In [1]:
import os
import pandas as pd
import numpy as np
from itertools import chain
from sklearn.model_selection import train_test_split, StratifiedKFold
pd.set_option("mode.chained_assignment", None) # ingore warning

1. Data Loading and Processing

In [2]:
rawdatadir = '../../rawdata/'
middatadir = '../../middata/'

# Read data
df = pd.read_csv(os.path.join(rawdatadir, 'assist-0910/skill_builder_data_corrected_collapsed.csv'), encoding='latin1', low_memory=False)
df.head(3)

Unnamed: 0.1,Unnamed: 0,order_id,assignment_id,user_id,assistment_id,problem_id,original,correct,attempt_count,ms_first_response,...,hint_count,hint_total,overlap_time,template_id,answer_id,answer_text,first_action,bottom_hint,opportunity,opportunity_original
0,1,33022537,277618,64525,33139,51424,1,1,1,32454,...,0,3,32454,30799,,26,0,,1,1.0
1,2,33022709,277618,64525,33150,51435,1,1,1,4922,...,0,3,4922,30799,,55,0,,2,2.0
2,3,35450204,220674,70363,33159,51444,1,0,2,25390,...,0,3,42000,30799,,88,0,,1,1.0


In [3]:
# Data cols select
data = df.copy()
use_cols = ['user_id', 'problem_id', 'skill_id', 'correct']
data = data[use_cols]

# Data Processing
## step1: Remove records of exercises that do not correspond to knowledge concepts.
data = data.dropna(subset=['skill_id'])
## step2: Remove repetitive exercises and keep only the first time you answer an exercise.
data = data.groupby('user_id').apply(lambda x: x.drop_duplicates(subset='problem_id', keep='first')).reset_index(drop=True)
## step3: Rename operate
origin_data = data.rename(columns={'user_id':'stu_id', 
                                    'problem_id':'exer_id', 
                                    'skill_id': 'cpt_seq',
                                    'correct': 'label'})
## step4: Convert knowledge into list
origin_data['cpt_seq'] = origin_data['cpt_seq'].apply(lambda c: [int(x) for x in c.split('_')])
## step5: Filter interactions with less than 15 for each student.
origin_data = origin_data.groupby('stu_id').filter(lambda q: len(q) >= 15).copy()
## step6: Recode operation
def recodeEK(input):
    stumapdic = {}
    exermapdic = {}
    knowmapdic = {}
    # Student mapping
    stus = input['stu_id'].unique().tolist()
    for index, s in enumerate(stus): stumapdic[s] = index
    input['stu_id'] = input['stu_id'].apply(lambda x: stumapdic[x])
    # Exercise Mapping
    exers = input['exer_id'].unique().tolist()
    for index, e in enumerate(exers): exermapdic[e] = index
    input['exer_id'] = input['exer_id'].apply(lambda x: exermapdic[x])
    # Knowledge Mapping
    kcInlogs = list(chain.from_iterable(input['cpt_seq']))
    unique_kcInlogs = list(set(kcInlogs))
    for index, k in enumerate(unique_kcInlogs): knowmapdic[k] = index
    input["cpt_seq"] = input["cpt_seq"].apply(lambda x: [knowmapdic[i] for i in x])
    return input
origin_data = recodeEK(origin_data)

origin_data.head(3)

  data = data.groupby('user_id').apply(lambda x: x.drop_duplicates(subset='problem_id', keep='first')).reset_index(drop=True)

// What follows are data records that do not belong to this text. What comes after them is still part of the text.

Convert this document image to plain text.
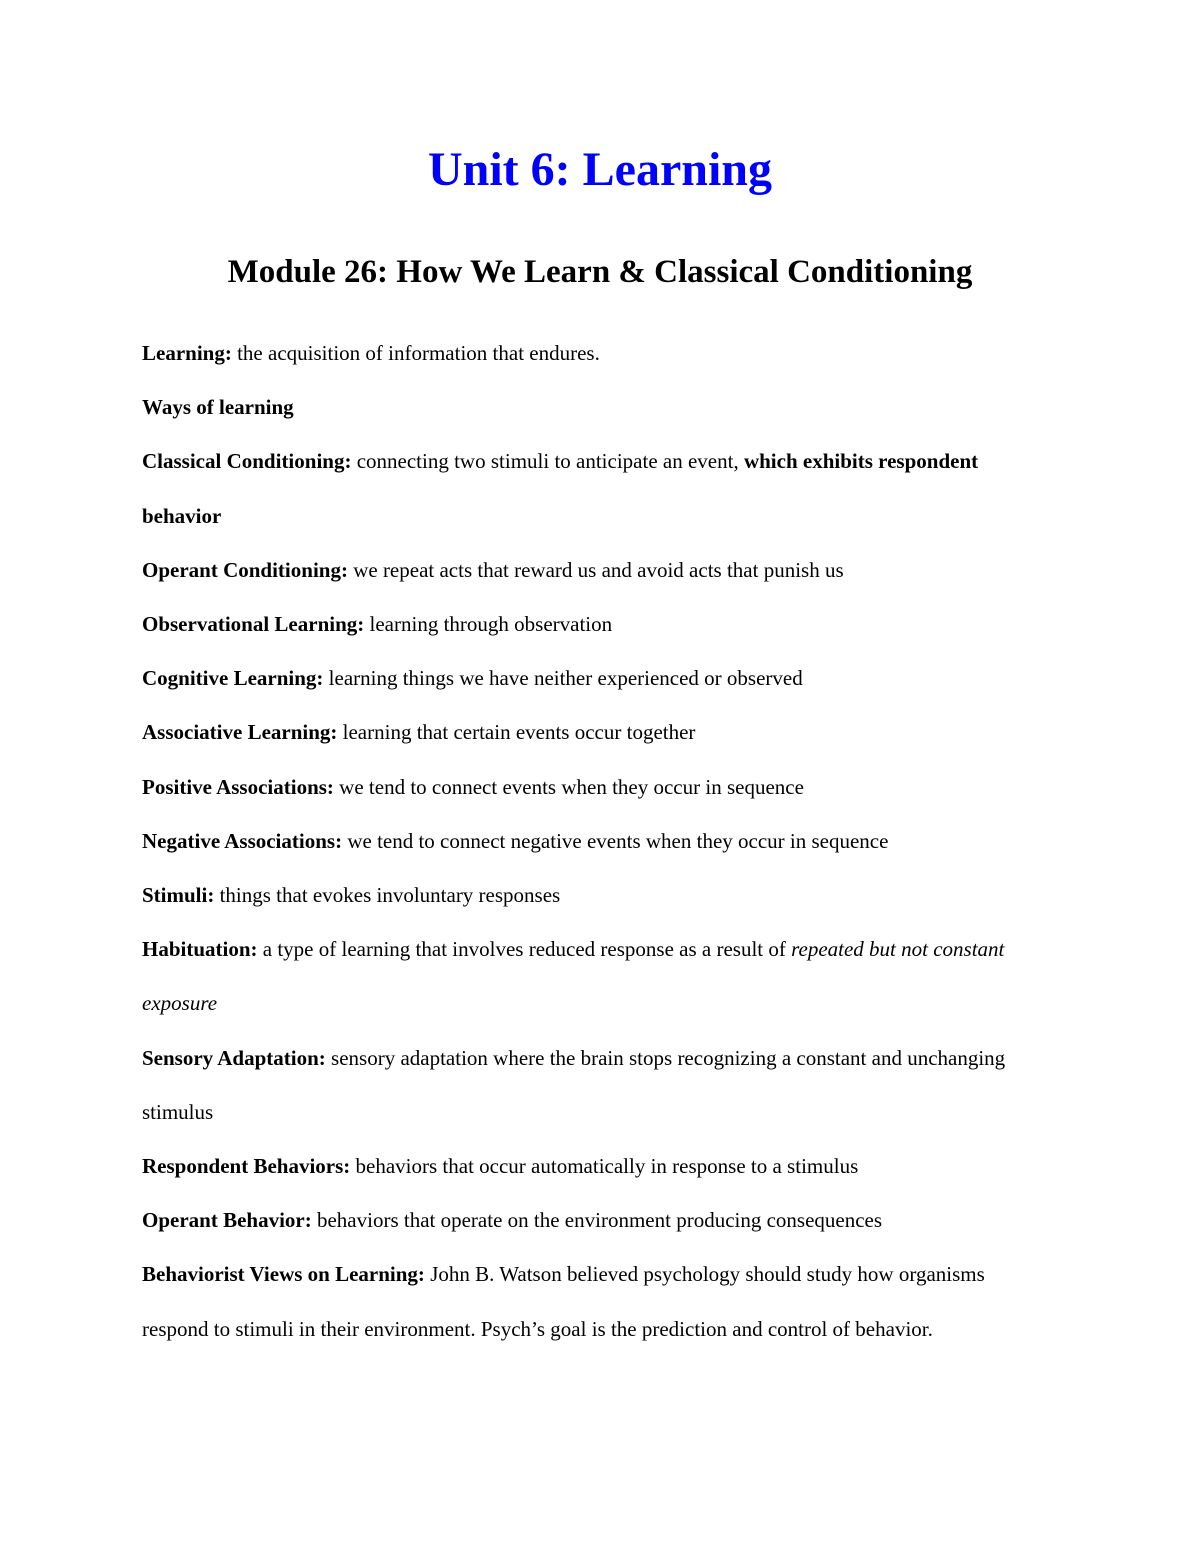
Unit 6: Learning
Module 26: How We Learn & Classical Conditioning

Learning: the acquisition of information that endures.

Ways of learning

Classical Conditioning: connecting two stimuli to anticipate an event, which exhibits respondent behavior

Operant Conditioning: we repeat acts that reward us and avoid acts that punish us

Observational Learning: learning through observation

Cognitive Learning: learning things we have neither experienced or observed

Associative Learning: learning that certain events occur together

Positive Associations: we tend to connect events when they occur in sequence

Negative Associations: we tend to connect negative events when they occur in sequence

Stimuli: things that evokes involuntary responses

Habituation: a type of learning that involves reduced response as a result of repeated but not constant exposure

Sensory Adaptation: sensory adaptation where the brain stops recognizing a constant and unchanging stimulus

Respondent Behaviors: behaviors that occur automatically in response to a stimulus

Operant Behavior: behaviors that operate on the environment producing consequences

Behaviorist Views on Learning: John B. Watson believed psychology should study how organisms respond to stimuli in their environment. Psych’s goal is the prediction and control of behavior.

Unnamed: 0,stu_id,exer_id,cpt_seq,label
0,0,0,"[1, 24, 44]",0
1,0,1,"[1, 24, 44]",1
2,0,2,"[1, 24, 44]",0


In [4]:
# Statistics data information
## Student number
print(len(origin_data['stu_id'].unique()))
## Exercise number
print(len(origin_data['exer_id'].unique()))
## Knowledge number
from itertools import chain
merged_list = list(chain.from_iterable(origin_data['cpt_seq']))
unique_list = list(set(merged_list))
print(len(unique_list))
# Interactions
print(len(origin_data))
## Average logs per student
print(len(origin_data)/len(origin_data['stu_id'].unique()))

2493
17676
123
267423
107.26955475330927


2. Data Split Operation

In [5]:
# Q Matrix Generation
data = origin_data.copy()

data = data.drop_duplicates("exer_id")
def transform_Qdata(input_dict):
    output_dict = {}
    output_dict["exer_id:token"] = input_dict["exer_id"]
    output_dict["cpt_seq:token_seq"] = [','.join(map(str, seq)) for seq in input_dict["cpt_seq"]]
    return output_dict
dataQ_ = transform_Qdata(data[['exer_id', 'cpt_seq']])
dataQ = pd.DataFrame(dataQ_)

dataQ.to_csv(os.path.join(middatadir, 'assist-0910/assist-0910-Q.csv'), index=False, encoding='utf-8')

In [6]:
# Split data into train/test with ratio p.
data = origin_data.copy()
def split_train_test(originD, p):
    train = []
    test = []
    for _, stu_df in originD.groupby('stu_id'):
        stu_df = stu_df.sample(frac=1, random_state=2024)  # seed=2024 for reproducibility
        train_stu, test_stu = None, None
        train_test_threshold = int(len(stu_df) * p)
        test_stu = stu_df.iloc[:train_test_threshold]
        train_stu = stu_df.iloc[train_test_threshold:]
        if train_stu is not None:
            train.append(train_stu)
        if test_stu is not None:
            test.append(test_stu)

    return pd.concat(train), pd.concat(test)
assist0910train, assist0910test = split_train_test(data, p=0.2)  # train/test ratio p=0.2

3. Split Data to Save

In [7]:
# assis0910train to save
assis0910train_ = assist0910train.copy()
assis0910train_ = assis0910train_[['stu_id', 'exer_id', 'label', 'cpt_seq']].rename(columns={'stu_id':'stu_id:token', 
                                                                                  'exer_id':'exer_id:token',
                                                                                  'label':'label:float',})
assis0910train_["cpt_seq"] = [','.join(map(str, seq)) for seq in assis0910train_["cpt_seq"]]
assis0910train_.to_csv(os.path.join(middatadir, 'assist-0910/assist-0910-train.inter.csv'), index=False, encoding='utf-8')

In [8]:
# assis0910test to save
assis0910test_ = assist0910test.copy()
assis0910test_ = assis0910test_[['stu_id', 'exer_id', 'label', 'cpt_seq']].rename(columns={'stu_id':'stu_id:token', 
                                                                                'exer_id':'exer_id:token',
                                                                                'label':'label:float',})
assis0910test_["cpt_seq"] = [','.join(map(str, seq)) for seq in assis0910test_["cpt_seq"]]
assis0910test_.to_csv(os.path.join(middatadir, 'assist-0910/assist-0910-test.inter.csv'), index=False, encoding='utf-8')

In [9]:
print(len(assist0910train))
print(len(assist0910test))

214874
52549